Al otro extremo de la línea sólo se oía una radio a bajo volumen. La mujer estaba aún rumiando el «hablaba en términos elogiosos de usted». Era una información difícil de asimilar.
Necesitó diez segundos para picar el anzuelo.
– Que yo sepa, Merete Lynggaard no contaba a nadie nada sobre Uffe. Sólo en el servicio de Bienestar Social sabíamos de su existencia -admitió al final. Pero sonaba deliciosamente insegura.
– Tiene toda la razón, así es como debería ser, en general. Pero había miembros de la familia en un segundo plano. Aunque vivían en Jutlandia, sí que tenía familia.
Hizo una pequeña pausa teatral para pensar en qué miembros de la familia debería inventarse para la ocasión si ella le preguntaba. Pero Karen Mortensen ya había picado el anzuelo, se le notaba.
– ¿Era usted personalmente quien visitaba a Uffe en aquella época? -preguntó entonces.
– No, era nuestro cuidador. Pero el caso estuvo durante años en mis manos.
– Entonces ¿tenía usted la impresión de que Uffe iba empeorando con el paso del tiempo?
La mujer vaciló. Estaba a punto de escaparse otra vez. Había que mantenerse firme.
– Verá, se lo pregunto porque hoy en día me parece accesible, claro que tal vez esté equivocado -continuó.
– O sea que ha estado con Uffe -intervino la mujer; parecía sorprendida.
– Sí, claro. Un joven de lo más encantador. Tiene una sonrisa cegadora. Cuesta creer que le pase algo.
– No, eso lo han pensado muchos antes que usted. Pero así suele ser a menudo con las lesiones cerebrales. Merete tiene el gran mérito de que no se quedara recluido en su concha.
– ¿Cree usted que existía ese peligro?
– Desde luego, pero es verdad que su rostro puede ser muy vivaz; y no, no creo que empeorase con los años.

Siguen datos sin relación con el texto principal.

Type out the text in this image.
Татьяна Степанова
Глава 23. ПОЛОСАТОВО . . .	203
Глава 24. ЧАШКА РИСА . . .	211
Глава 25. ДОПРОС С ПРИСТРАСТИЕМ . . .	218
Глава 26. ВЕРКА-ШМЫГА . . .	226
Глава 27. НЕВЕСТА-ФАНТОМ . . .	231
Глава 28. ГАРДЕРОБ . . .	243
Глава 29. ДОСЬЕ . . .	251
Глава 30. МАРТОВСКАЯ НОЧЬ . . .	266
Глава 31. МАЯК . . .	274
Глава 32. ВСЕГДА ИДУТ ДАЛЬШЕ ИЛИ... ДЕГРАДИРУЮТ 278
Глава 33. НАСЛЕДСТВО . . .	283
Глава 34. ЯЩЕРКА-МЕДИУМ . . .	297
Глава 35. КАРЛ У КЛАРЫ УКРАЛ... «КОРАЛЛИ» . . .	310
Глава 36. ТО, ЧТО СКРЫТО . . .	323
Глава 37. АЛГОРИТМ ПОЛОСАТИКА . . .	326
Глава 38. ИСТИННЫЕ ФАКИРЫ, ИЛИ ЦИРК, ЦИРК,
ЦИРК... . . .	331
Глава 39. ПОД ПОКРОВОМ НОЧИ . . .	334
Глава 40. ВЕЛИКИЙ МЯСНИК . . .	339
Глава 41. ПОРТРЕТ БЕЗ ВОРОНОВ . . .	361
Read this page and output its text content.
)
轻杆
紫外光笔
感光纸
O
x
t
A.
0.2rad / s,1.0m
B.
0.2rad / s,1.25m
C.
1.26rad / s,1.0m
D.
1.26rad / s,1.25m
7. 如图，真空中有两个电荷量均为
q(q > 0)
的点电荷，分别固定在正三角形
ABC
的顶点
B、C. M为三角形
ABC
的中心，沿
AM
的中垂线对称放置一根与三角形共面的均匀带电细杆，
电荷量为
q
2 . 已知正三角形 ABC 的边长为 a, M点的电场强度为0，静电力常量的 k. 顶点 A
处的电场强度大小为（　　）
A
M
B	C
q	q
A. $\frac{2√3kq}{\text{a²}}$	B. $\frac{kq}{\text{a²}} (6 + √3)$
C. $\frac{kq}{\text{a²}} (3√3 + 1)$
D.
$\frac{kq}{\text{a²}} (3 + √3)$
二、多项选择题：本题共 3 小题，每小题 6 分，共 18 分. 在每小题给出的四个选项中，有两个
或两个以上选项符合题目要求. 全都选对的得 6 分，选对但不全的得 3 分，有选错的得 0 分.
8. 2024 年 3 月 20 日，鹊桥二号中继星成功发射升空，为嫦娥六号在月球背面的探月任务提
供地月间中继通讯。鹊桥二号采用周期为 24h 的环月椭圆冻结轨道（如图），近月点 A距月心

– ¿Cree usted que comprendía lo que le había pasado a su hermana?
– No, no creo.
– ¿No es extraño? Me refiero a que reaccionaba cuando ella no llegaba a casa a la hora. Vamos, que se echaba a llorar.
– Si quiere saber lo que pienso, no pudo verla caer al agua. No creo. Se habría puesto completamente histérico y, en mi opinión, se habría lanzado tras ella. Y en cuanto a su reacción personal, estuvo vagando varios días por Femern, y tuvo todo ese tiempo para llorar, buscar y estar aturdido. Cuando lo encontraron sólo le quedaban las necesidades básicas. Vamos, que había perdido tres o cuatro kilos y probablemente no había probado bocado desde el transbordador.
– Pero puede que empujara a su hermana por la borda y después se diera cuenta de que había hecho algo malo.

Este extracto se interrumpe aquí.